Jornal GGN – Em 18 de maio deste ano, José Serra assumiu interinamente o Ministério das Relações Exteriores. Já no discurso de posse, ficou evidente a guinada à direita do Itamaraty. Sem muito cuidado, o chanceler tucano falava e falando ignorava a carga ideológica do seu pragmatismo bilateral.
Em seu primeiro pronunciamento público, Serra conseguiu: desacreditar os esforços da Organização Mundial do Comércio (OMC), atacar os parceiros do Mercosul, sinalizar submissão aos interesses dos Estados Unidos, Europa e Japão, desprezar os BRICs.
Na necessidade urgente de diferenciar sua diplomacia dos governos petistas, Serra sinalizou para uma descontinuidade absoluta nas prioridades das relações exteriores brasileiras. “A diplomacia voltará a refletir de modo transparente e intransigente os legítimos valores da sociedade brasileira e os interesses de sua economia, a serviço do Brasil como um todo e não mais das conveniências e preferências ideológicas de um partido político e de seus aliados no exterior”, disse.
Desde então, o ministro interino e provisório teve diversas oportunidades para mostrar o seu valor. E um grande número de crises para gerenciar. Algumas que ele mesmo criou.
Serra e o golpe
Alçado ao poder graças à suspensão da presidente democraticamente eleita, a primeira missão de José Serra no Itamaraty foi de tentar suprimir a narrativa de “golpe de estado”, que foi ganhando cada vez mais força no exterior na medida em que veículos da mídia internacional passaram a noticiar as incoerências conceituais e jurídicas do processo de impeachment.
Em 24 de maio, menos de uma semana depois de assumir o cargo, Serra já tinha elaborado e distribuído para embaixadores brasileiros de todo o mundo uma cartilha com instruções de “combater ativamente” a versão do golpe. "Não é admissível que o processo de impeachment seja assemelhado a 'manobras' ou 'farsas políticas'", dizia o documento.
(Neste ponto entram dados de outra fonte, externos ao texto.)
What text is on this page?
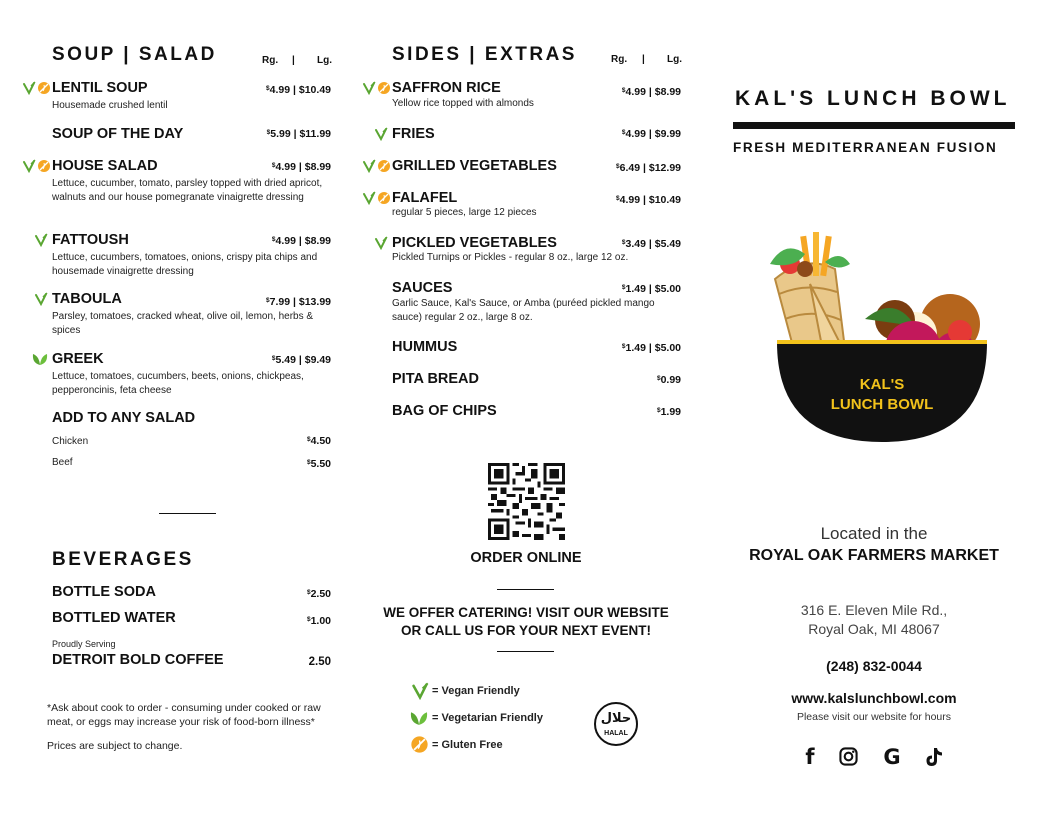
SOUP | SALAD	Rg. | Lg.
LENTIL SOUP	$4.99 | $10.49
Housemade crushed lentil
SOUP OF THE DAY	$5.99 | $11.99
HOUSE SALAD	$4.99 | $8.99
Lettuce, cucumber, tomato, parsley topped with dried apricot, walnuts and our house pomegranate vinaigrette dressing
FATTOUSH	$4.99 | $8.99
Lettuce, cucumbers, tomatoes, onions, crispy pita chips and housemade vinaigrette dressing
TABOULA	$7.99 | $13.99
Parsley, tomatoes, cracked wheat, olive oil, lemon, herbs & spices
GREEK	$5.49 | $9.49
Lettuce, tomatoes, cucumbers, beets, onions, chickpeas, pepperoncinis, feta cheese
ADD TO ANY SALAD
Chicken	$4.50
Beef	$5.50
BEVERAGES
BOTTLE SODA	$2.50
BOTTLED WATER	$1.00
Proudly Serving
DETROIT BOLD COFFEE	2.50
*Ask about cook to order - consuming under cooked or raw meat, or eggs may increase your risk of food-born illness*
Prices are subject to change.
SIDES | EXTRAS	Rg. | Lg.
SAFFRON RICE	$4.99 | $8.99
Yellow rice topped with almonds
FRIES	$4.99 | $9.99
GRILLED VEGETABLES	$6.49 | $12.99
FALAFEL	$4.99 | $10.49
regular 5 pieces, large 12 pieces
PICKLED VEGETABLES	$3.49 | $5.49
Pickled Turnips or Pickles - regular 8 oz., large 12 oz.
SAUCES	$1.49 | $5.00
Garlic Sauce, Kal's Sauce, or Amba (puréed pickled mango sauce) regular 2 oz., large 8 oz.
HUMMUS	$1.49 | $5.00
PITA BREAD	$0.99
BAG OF CHIPS	$1.99
ORDER ONLINE
WE OFFER CATERING! VISIT OUR WEBSITE
OR CALL US FOR YOUR NEXT EVENT!
= Vegan Friendly
= Vegetarian Friendly
= Gluten Free
حلال
HALAL
KAL'S LUNCH BOWL
FRESH MEDITERRANEAN FUSION
KAL'S
LUNCH BOWL
Located in the
ROYAL OAK FARMERS MARKET
316 E. Eleven Mile Rd.,
Royal Oak, MI 48067
(248) 832-0044
www.kalslunchbowl.com
Please visit our website for hours
f	G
O objetivo da circular era obrigar os diplomatas a adotar o discurso de que "o processo de impeachment observa rigorosamente os ditames e ritos previstos na legislação". "Declarações vagas e sem fundamento sobre a inobservância da legislação brasileira, sobretudo emanadas de autoridades governamentais ou de dirigentes de organismos internacionais, precisam ser enfrentadas com rigor e proficiência, a fim de evitar que continuem a fomentar dúvidas infundadas sobre a lisura do processo político no Brasil".
Criticado, Serra disse que exercia o direito de legítima defesa do governo interino. "Nós somos atacados e reagimos em um tom menor, não em tom maior. Não podemos ser acusados de nos defender. Estamos sendo atacados. Se nos defendemos, somos acusados? Não tem sentido. Se tem ataques, a gente se defende. E instruímos o corpo diplomático inteiro nessa direção".
Serra e o Mercosul
Comandado por José Serra, o Ministério das Relações Exteriores enxerga o Mercosul como um obstáculo para o Brasil em negociações bilaterais. Daí a proposta de revogar a decisão 32, do ano 2000, que estabelece um compromisso de negociar em conjunto acordos comerciais com países de fora do bloco.
"Ficamos excessivamente amarrados à cláusula da união alfandegária do Mercosul. Isso também serviu de pretexto para o Brasil ficar na retranca, porque em toda negociação o Brasil tinha que levar o Mercosul", reclamou recentemente o ministro interino.
A ideia de Serra é que, se o Brasil tiver mais independência do Mercosul, os contratos comerciais com outros países serão mais facilmente conquistados. “Vamos multiplicar desinibidamente os acordos bilaterais”, acredita.
No entanto, mesmo entidades empresariais conservadoras, como a Fiesp (Federação das Indústrias do Estado de São Paulo) e a CNI (Confederação Nacional da Indústria), têm ressalvas.
“Diferentemente do governo Kirchner, o novo governo [Mauricio Macri] é tão ambicioso em negociações quanto nós. Não há necessidade de flexibilizar o Mercosul, isso vai apenas criar animosidade com a Argentina", disse à Folha de S. Paulo o diretor de relações internacionais da Fiesp, Thomaz Zanotto.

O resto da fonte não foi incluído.